Pastrana's uncle, Alan Pastrana, played as a quarterback from 1965 to 1968 at the University of Maryland, which Travis Pastrana also attended.

On June 11, 2003, 19-year-old Pastrana was seriously injured when he crashed his Corvette into a tree in Davidsonville, Maryland.

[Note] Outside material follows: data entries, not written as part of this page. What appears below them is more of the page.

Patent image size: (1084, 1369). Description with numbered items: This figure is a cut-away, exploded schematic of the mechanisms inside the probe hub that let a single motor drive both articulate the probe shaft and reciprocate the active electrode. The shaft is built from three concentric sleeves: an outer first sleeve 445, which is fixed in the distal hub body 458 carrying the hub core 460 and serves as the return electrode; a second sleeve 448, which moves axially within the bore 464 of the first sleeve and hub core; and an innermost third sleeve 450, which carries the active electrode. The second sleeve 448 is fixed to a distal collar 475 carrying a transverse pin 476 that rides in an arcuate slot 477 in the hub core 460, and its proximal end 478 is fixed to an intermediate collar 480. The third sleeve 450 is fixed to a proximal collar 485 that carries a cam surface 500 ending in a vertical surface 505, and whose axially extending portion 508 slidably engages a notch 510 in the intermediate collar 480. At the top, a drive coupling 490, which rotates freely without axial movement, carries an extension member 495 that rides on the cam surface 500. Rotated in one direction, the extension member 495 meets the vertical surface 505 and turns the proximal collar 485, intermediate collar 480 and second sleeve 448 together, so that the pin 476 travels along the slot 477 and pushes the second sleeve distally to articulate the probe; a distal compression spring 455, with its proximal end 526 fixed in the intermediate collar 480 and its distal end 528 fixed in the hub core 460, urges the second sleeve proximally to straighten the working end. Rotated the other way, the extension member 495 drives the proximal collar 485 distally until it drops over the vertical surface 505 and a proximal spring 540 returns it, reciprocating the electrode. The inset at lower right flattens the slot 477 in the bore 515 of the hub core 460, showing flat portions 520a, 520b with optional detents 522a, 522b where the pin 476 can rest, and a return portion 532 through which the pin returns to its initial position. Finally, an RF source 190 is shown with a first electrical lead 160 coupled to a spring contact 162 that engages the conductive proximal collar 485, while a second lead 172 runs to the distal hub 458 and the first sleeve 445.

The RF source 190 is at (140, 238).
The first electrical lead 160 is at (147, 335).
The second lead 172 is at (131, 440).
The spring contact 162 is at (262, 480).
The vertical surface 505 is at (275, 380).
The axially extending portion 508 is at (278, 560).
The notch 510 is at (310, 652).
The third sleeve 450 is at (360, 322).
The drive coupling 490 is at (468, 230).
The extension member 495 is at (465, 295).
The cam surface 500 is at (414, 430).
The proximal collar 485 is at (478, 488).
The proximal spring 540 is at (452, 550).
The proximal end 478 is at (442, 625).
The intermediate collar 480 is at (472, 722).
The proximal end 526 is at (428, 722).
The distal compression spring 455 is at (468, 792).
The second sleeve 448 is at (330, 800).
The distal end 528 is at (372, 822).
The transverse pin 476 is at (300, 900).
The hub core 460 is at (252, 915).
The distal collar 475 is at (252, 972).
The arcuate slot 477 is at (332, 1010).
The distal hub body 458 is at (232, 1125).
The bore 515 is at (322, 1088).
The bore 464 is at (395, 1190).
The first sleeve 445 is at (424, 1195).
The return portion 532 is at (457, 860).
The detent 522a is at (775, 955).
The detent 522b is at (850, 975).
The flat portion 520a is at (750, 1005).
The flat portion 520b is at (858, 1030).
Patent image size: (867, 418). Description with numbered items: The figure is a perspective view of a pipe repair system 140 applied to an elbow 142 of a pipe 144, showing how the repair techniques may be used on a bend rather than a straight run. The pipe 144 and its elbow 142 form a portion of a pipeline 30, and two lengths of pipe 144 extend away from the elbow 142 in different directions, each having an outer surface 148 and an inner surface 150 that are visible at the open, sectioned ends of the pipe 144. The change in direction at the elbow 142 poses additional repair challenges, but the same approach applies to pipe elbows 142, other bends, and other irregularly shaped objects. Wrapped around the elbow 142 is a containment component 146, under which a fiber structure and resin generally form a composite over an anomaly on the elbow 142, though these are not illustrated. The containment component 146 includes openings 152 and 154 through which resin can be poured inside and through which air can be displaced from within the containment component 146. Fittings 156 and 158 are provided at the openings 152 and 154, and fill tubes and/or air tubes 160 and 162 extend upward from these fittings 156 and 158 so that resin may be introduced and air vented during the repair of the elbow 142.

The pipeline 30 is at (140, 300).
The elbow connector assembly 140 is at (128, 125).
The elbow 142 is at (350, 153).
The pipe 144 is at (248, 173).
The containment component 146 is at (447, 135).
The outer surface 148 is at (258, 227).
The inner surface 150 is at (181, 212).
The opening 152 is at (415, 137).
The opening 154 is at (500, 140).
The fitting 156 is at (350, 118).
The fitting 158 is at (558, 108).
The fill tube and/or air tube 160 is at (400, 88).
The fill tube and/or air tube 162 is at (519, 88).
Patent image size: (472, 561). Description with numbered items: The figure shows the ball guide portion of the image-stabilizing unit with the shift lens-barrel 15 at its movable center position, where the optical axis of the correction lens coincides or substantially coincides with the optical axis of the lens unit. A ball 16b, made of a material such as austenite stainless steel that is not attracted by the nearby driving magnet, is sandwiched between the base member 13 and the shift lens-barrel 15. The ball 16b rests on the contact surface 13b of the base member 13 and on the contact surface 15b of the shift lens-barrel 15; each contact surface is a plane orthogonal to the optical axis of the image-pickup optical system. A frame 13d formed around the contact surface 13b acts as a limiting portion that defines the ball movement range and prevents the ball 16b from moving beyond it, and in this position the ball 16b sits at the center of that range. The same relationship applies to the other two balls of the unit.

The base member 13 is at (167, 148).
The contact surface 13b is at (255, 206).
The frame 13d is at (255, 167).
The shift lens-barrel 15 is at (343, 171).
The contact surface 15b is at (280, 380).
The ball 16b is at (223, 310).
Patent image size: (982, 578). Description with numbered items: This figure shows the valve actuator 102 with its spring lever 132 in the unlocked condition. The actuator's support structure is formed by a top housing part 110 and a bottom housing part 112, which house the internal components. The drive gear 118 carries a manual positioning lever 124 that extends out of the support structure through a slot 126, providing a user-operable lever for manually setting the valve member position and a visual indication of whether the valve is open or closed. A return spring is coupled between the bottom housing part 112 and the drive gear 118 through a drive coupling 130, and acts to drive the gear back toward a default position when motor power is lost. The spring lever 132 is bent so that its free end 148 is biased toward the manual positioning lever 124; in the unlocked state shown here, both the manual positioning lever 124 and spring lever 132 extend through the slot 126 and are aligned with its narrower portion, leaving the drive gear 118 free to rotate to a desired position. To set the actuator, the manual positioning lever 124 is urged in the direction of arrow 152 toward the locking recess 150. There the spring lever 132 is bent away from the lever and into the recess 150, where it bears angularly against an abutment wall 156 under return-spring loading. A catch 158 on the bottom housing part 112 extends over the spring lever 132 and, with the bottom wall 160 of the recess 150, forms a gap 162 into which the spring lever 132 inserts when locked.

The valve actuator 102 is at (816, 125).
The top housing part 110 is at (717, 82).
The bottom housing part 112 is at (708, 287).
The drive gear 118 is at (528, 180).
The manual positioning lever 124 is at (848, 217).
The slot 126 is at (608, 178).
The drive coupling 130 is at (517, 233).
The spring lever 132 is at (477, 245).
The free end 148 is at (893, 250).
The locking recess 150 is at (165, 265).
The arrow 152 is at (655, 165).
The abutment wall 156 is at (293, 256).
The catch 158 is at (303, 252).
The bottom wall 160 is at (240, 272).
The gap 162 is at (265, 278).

On June 4, 2011, during a live performance of Nitro Circus, he proposed to Lyn-Z Adams Hawkins, a professional skateboarder. On October 29, 2011, Hawkins and Pastrana were married in front of several family and friends in Southern California, near the home of Hawkins. On February 26, 2013, Hawkins and Pastrana announced on their personal Facebook, Instagram, and Twitter pages that they were expecting their first child due in September 2013. Hawkins gave birth to a girl on Labor Day, September 2, 2013. On August 5, 2014, Hawkins announced in her personal page that she and Pastrana were expecting their second child due in February 2015. She gave birth to a girl on February 9, 2015.